The Server address and port you see on this page are those of the internal Docker network, and not the public IP address you see in your browser. This means that Rancher is working and routing traffic from
http://first_node_ip:30000/ to the workload as expected.
At this point, you’ve successfully deployed your first workload of one pod to a single Rancher node. Next, you’ll see how to scale your Rancher environment.
Step 5 — Scaling Nodes and Pods
Rancher gives you two ways to scale your hosting resources: increasing the number of pods in your workload or increasing the number of nodes in your cluster.

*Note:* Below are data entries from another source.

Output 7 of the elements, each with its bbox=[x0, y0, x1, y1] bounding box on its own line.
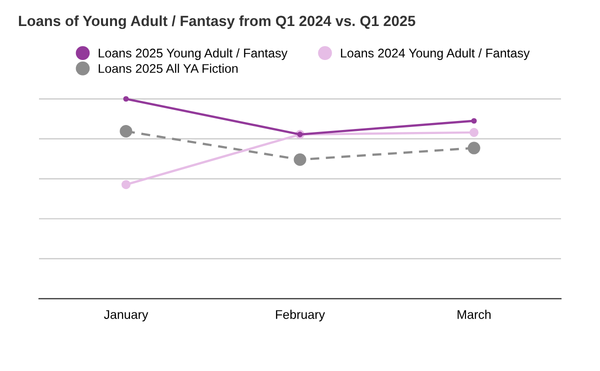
x-tick-label: February bbox=[276, 310, 325, 322]
x-tick-label: January bbox=[104, 310, 148, 322]
x-tick-label: March bbox=[458, 310, 491, 319]
legend-label: Loans 2024 Young Adult / Fantasy bbox=[341, 48, 530, 60]
legend-label: Loans 2025 Young Adult / Fantasy bbox=[98, 48, 288, 60]
chart-title: Loans of Young Adult / Fantasy from Q1 2024 vs. Q1 2025 bbox=[18, 15, 416, 30]
legend-label: Loans 2025 All YA Fiction bbox=[98, 64, 238, 73]
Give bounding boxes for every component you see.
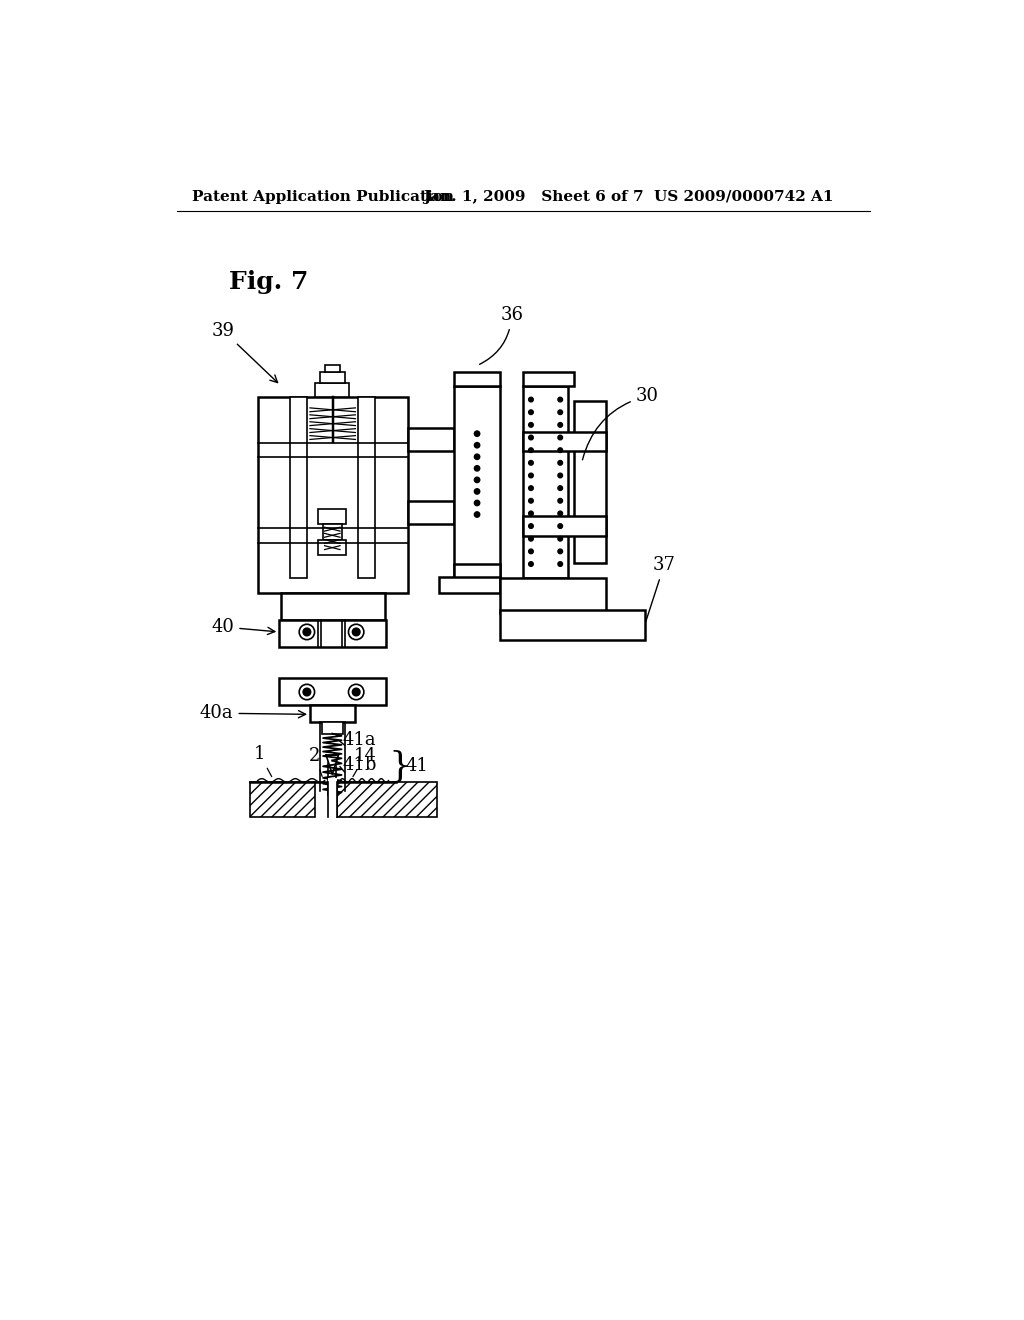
Bar: [328, 779, 337, 817]
Circle shape: [558, 562, 562, 566]
Circle shape: [299, 684, 314, 700]
Text: 41a: 41a: [342, 731, 376, 748]
Circle shape: [528, 562, 534, 566]
Circle shape: [303, 688, 310, 696]
Circle shape: [348, 684, 364, 700]
Circle shape: [558, 511, 562, 516]
Text: 2: 2: [309, 747, 323, 776]
Text: 30: 30: [583, 387, 658, 459]
Bar: [258, 397, 408, 594]
Circle shape: [558, 397, 562, 401]
Circle shape: [558, 549, 562, 553]
Circle shape: [474, 477, 480, 483]
Circle shape: [528, 473, 534, 478]
Circle shape: [474, 488, 480, 494]
Circle shape: [528, 486, 534, 491]
Bar: [358, 397, 376, 578]
Circle shape: [352, 688, 360, 696]
Bar: [318, 540, 346, 554]
Text: Fig. 7: Fig. 7: [229, 269, 308, 293]
Circle shape: [528, 511, 534, 516]
Bar: [323, 524, 342, 540]
Bar: [454, 564, 500, 578]
Text: Patent Application Publication: Patent Application Publication: [193, 190, 455, 203]
Text: 40: 40: [211, 618, 274, 636]
Circle shape: [528, 536, 534, 541]
Circle shape: [474, 512, 480, 517]
Text: Jan. 1, 2009   Sheet 6 of 7: Jan. 1, 2009 Sheet 6 of 7: [423, 190, 644, 203]
Bar: [318, 508, 346, 524]
Circle shape: [474, 432, 480, 437]
Circle shape: [528, 524, 534, 528]
Circle shape: [558, 411, 562, 414]
Circle shape: [558, 447, 562, 453]
Text: 36: 36: [479, 306, 523, 364]
Bar: [523, 372, 574, 385]
Circle shape: [348, 624, 364, 640]
Circle shape: [528, 397, 534, 401]
Circle shape: [474, 454, 480, 459]
Circle shape: [352, 628, 360, 636]
Bar: [290, 397, 307, 578]
Bar: [523, 516, 606, 536]
Circle shape: [528, 461, 534, 465]
Bar: [325, 364, 340, 372]
Bar: [315, 383, 349, 397]
Text: US 2009/0000742 A1: US 2009/0000742 A1: [654, 190, 834, 203]
Text: 1: 1: [254, 744, 271, 776]
Bar: [280, 678, 386, 705]
Circle shape: [528, 499, 534, 503]
Bar: [280, 620, 386, 647]
Bar: [523, 432, 606, 451]
Text: 39: 39: [211, 322, 278, 383]
Circle shape: [528, 447, 534, 453]
Circle shape: [558, 499, 562, 503]
Circle shape: [474, 466, 480, 471]
Circle shape: [528, 436, 534, 440]
Text: 14: 14: [353, 747, 377, 776]
Bar: [322, 722, 343, 734]
Circle shape: [528, 422, 534, 428]
Circle shape: [558, 473, 562, 478]
Bar: [454, 385, 500, 578]
Text: 37: 37: [646, 556, 676, 622]
Text: }: }: [388, 750, 412, 783]
Bar: [408, 428, 454, 451]
Bar: [454, 372, 500, 385]
Bar: [438, 577, 500, 594]
Bar: [523, 385, 568, 578]
Bar: [250, 781, 315, 817]
Text: 41b: 41b: [342, 756, 377, 774]
Circle shape: [558, 486, 562, 491]
Circle shape: [558, 436, 562, 440]
Bar: [319, 372, 345, 383]
Polygon shape: [326, 755, 339, 775]
Text: 40a: 40a: [200, 704, 305, 722]
Text: 41: 41: [406, 758, 428, 775]
Circle shape: [528, 549, 534, 553]
Circle shape: [558, 422, 562, 428]
Bar: [500, 610, 645, 640]
Bar: [500, 578, 606, 612]
Circle shape: [303, 628, 310, 636]
Circle shape: [558, 461, 562, 465]
Bar: [281, 594, 385, 620]
Circle shape: [558, 536, 562, 541]
Circle shape: [528, 411, 534, 414]
Circle shape: [558, 524, 562, 528]
Bar: [408, 502, 454, 524]
Bar: [574, 401, 606, 562]
Circle shape: [474, 500, 480, 506]
Bar: [310, 705, 355, 722]
Circle shape: [299, 624, 314, 640]
Bar: [337, 781, 437, 817]
Circle shape: [474, 442, 480, 447]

Adding pods to your workload will give your application more running processes. This will allow it to handle more traffic and enable zero-downtime deployments, but each node can handle only a finite number of pods. Once all your nodes have hit their pod limit, you will have to increase the number of nodes if you want to continue scaling up.
Another consideration is that while increasing pods is typically free, you will have to pay for each node you add to your environment. In this step, you will scale up both nodes and pods, and add another node to your Rancher cluster.
Note: This part of the tutorial will provision a new DigitalOcean Droplet automatically via the API, so be aware that you will incur extra charges while the second node is running.
Navigate to the cluster home page of your Rancher installation by selecting Cluster: your-cluster-name from the top navigation bar. Next click Nodes from the top navigation bar.
This page shows that you currently have one running node in the cluster. To add more nodes, click Edit Cluster, and scroll to the Node Pools section at the bottom of the page. Click Add Node Pool, enter a prefix, and check the Worker box. Click Save to update the cluster.
Within 2–5 minutes, Rancher will provision a second droplet and indicate the node as Active in the cluster’s dashboard. This second node is only a worker, which means it will not run the Rancher etcd or Control Plane containers. This allows the Worker more capacity for running workloads.
Note: Having an uneven number of etcd nodes will ensure that they can always reach a quorum (or consensus). If you only have one etcd node, you run the risk of your cluster being unreachable if that one node goes down. In a production environment it is a better practice to run three or five etcd nodes.
When the second node is ready, you will be able to see the workload you deployed in the previous step on this node by navigating to
http://second_node_ip:30000/ in your browser.
Scaling up nodes gives you more Droplets to distribute your workloads on, but you may also want to run more instances of each pod within a workload. To add more pods, return to the Default project page, press the arrow to the left of your
hello-world workload, and click + twice to add two more pods.
Rancher will automatically deploy more pods and distribute the running containers to each node depending on where there is availability.
You can now scale your nodes and pods to suit your application’s requirements.
You’ve now set up multi-node deployments using Rancher 2.1 on Ubuntu 18.04, and have scaled up to two running nodes and multiple pods within a workload. You can use this strategy to host and scale any kind of Docker container that you need to run in your application and use Rancher’s dashboard and alerts to help you maximize the performance of your workloads and nodes within each cluster.